What I also encourage people to do is not to let misinformation be the guiding principle of the opposition. We’ve read the petition. I would sign the petition opposed to the project. It’s filled with misinformation. Almost everything in that petition is not accurate and is not supported by the Environmental Impact Report. It’s easy to get hundreds of people to sign a petition that’s not accurate. It’s easy to show up to city council meetings with soundbites that ‘Oh, we’ve been enjoying these bluffs and the developer is a liar because they said it’s been closed off.’ Those things just aren’t true.
Q: What have you done to address concerns that water rates will go up for customers of the Santa Fe Irrigation District?
A: We’ve had ongoing discussions for two years with the Santa Fe Irrigation District. Their staff has never expressed a concern about the availability of water and water rates that would be charged for other customers. It wasn’t until one of their board members who doesn’t like the project intervened that these issues around water for the community arose. Rather than politicize the availability of water and these rising water rates as a fear tactic to get Solana Beach residents to oppose our resort, we went to the board last week and rescinded our application for water from the Santa Fe Irrigation District. We have no plans to ever apply for water from the Santa Fe Irrigation District. We’re seeking to work with the City of Del Mar to provide water. We’re also working with them on water conservation efforts.
Our proposed hotel is going to be a model for sustainability throughout the county. We want it to be something the environmentally-conscious residents of Del Mar and Solana Beach can look to for generations. That’s beyond solar, water conservation, net-zero energy projects, recycling. We think any environmentally-sensitive individual in this community should spend time with us to understand what our commitments to sustainability is because it runs deep. We believe this resort will be a model for sustainability throughout the country.
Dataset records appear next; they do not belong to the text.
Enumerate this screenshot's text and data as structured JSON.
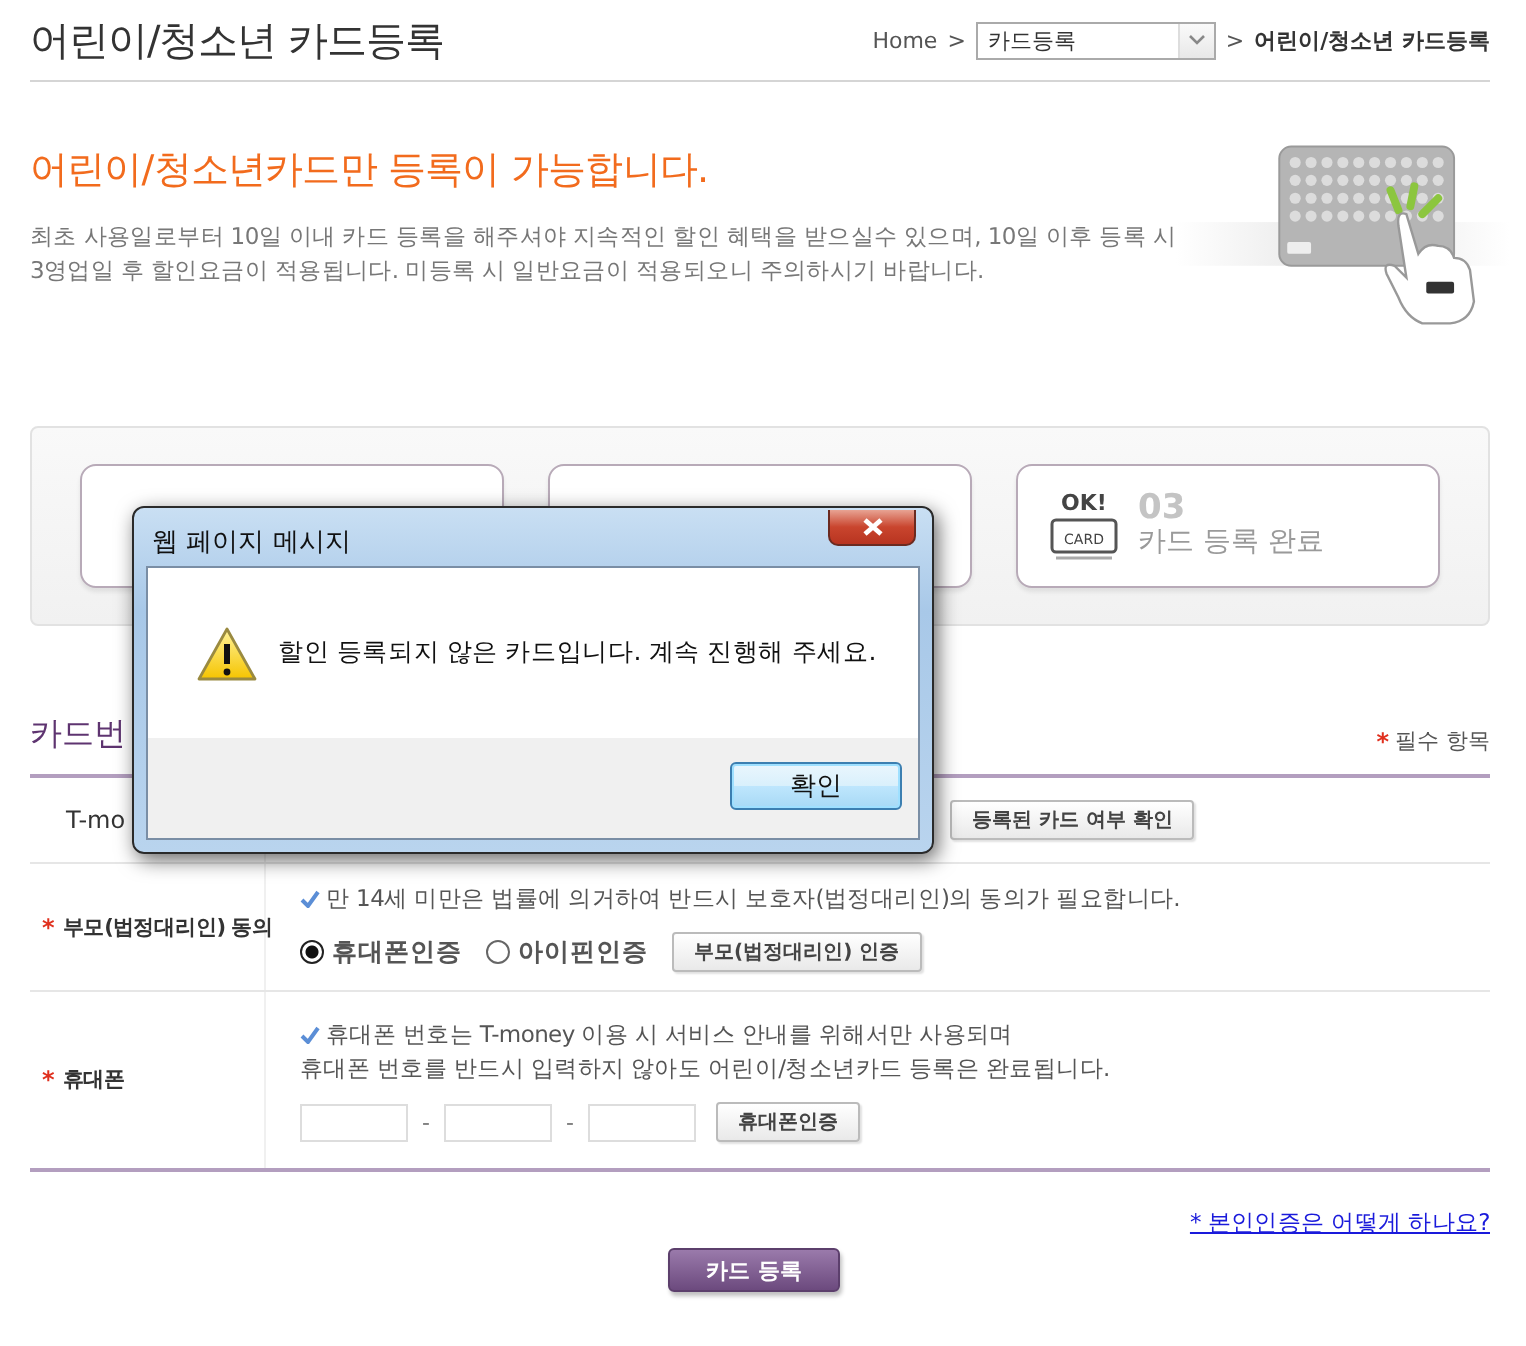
{
  "page": {
    "title": "어린이/청소년 카드등록"
  },
  "breadcrumb": {
    "home": "Home",
    "separator_1": ">",
    "select_value": "카드등록",
    "separator_2": ">",
    "current": "어린이/청소년 카드등록"
  },
  "notice": {
    "heading": "어린이/청소년카드만 등록이 가능합니다.",
    "description_lines": [
      "최초 사용일로부터 10일 이내 카드 등록을 해주셔야 지속적인 할인 혜택을 받으실수 있으며, 10일 이후 등록 시",
      "3영업일 후 할인요금이 적용됩니다. 미등록 시 일반요금이 적용되오니 주의하시기 바랍니다."
    ]
  },
  "steps": [
    {
      "kind": "covered"
    },
    {
      "kind": "covered"
    },
    {
      "kind": "complete",
      "icon_text": "OK!",
      "icon_caption": "CARD",
      "number": "03",
      "label": "카드 등록 완료"
    }
  ],
  "section": {
    "title": "카드번",
    "required_mark": "*",
    "required_label": "필수 항목"
  },
  "form_rows": [
    {
      "kind": "card",
      "label": "T-mo",
      "button": "등록된 카드 여부 확인"
    },
    {
      "kind": "consent",
      "mark": "*",
      "label": "부모(법정대리인) 동의",
      "note": "만 14세 미만은 법률에 의거하여 반드시 보호자(법정대리인)의 동의가 필요합니다.",
      "options": [
        {
          "label": "휴대폰인증",
          "selected": true
        },
        {
          "label": "아이핀인증",
          "selected": false
        }
      ],
      "button": "부모(법정대리인) 인증"
    },
    {
      "kind": "phone",
      "mark": "*",
      "label": "휴대폰",
      "note_lines": [
        "휴대폰 번호는 T-money 이용 시 서비스 안내를 위해서만 사용되며",
        "휴대폰 번호를 반드시 입력하지 않아도 어린이/청소년카드 등록은 완료됩니다."
      ],
      "separators": [
        "-",
        "-"
      ],
      "button": "휴대폰인증"
    }
  ],
  "help_link": "* 본인인증은 어떻게 하나요?",
  "submit_button": "카드 등록",
  "dialog": {
    "title": "웹 페이지 메시지",
    "message": "할인 등록되지 않은 카드입니다. 계속 진행해 주세요.",
    "button": "확인"
  }
}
Q: Affordable housing is a hot-button issue in North County. How do you plan to address that in your plans and ensure a portion of the units are affordable? Do you have an estimate on how much they will be rented for?
A: We understand that affordable housing is a huge issue in the City of Del Mar. We want to be a catalyst to helping them reach their state housing requirements. That’s why we want to develop affordable housing on-site. The rent rates are totally out of our control. That will be dictated by state affordable housing law. Those units will be available to anybody in the public that qualifies. They’ll be rented at the rates dictated by the state. There are still a lot of discussions on the size of the units and the number of the units. We don’t have a final design on the size and layout of those units.
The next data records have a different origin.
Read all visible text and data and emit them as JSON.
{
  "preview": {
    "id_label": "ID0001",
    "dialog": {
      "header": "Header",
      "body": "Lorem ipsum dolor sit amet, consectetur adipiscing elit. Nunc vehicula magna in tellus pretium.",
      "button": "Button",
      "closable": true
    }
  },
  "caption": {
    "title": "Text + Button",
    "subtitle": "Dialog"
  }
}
Q: What plans do you have to further engage the community?
A: We’ve been on a two-year listening tour where we’ve hosted over 100 meetings, some of them publicly held, some of them at coffee shops. Now is the time for us to go into the redesign and to go into a process where we introduce a project early next year that incorporates and addresses the concerns that we’ve heard throughout the community. We look forward to re-engaging with the public early next year and having an opportunity to show them we’ve been listening. I think taking the story poles down was the first step of that. We just look forward to showing that we’ve been listening.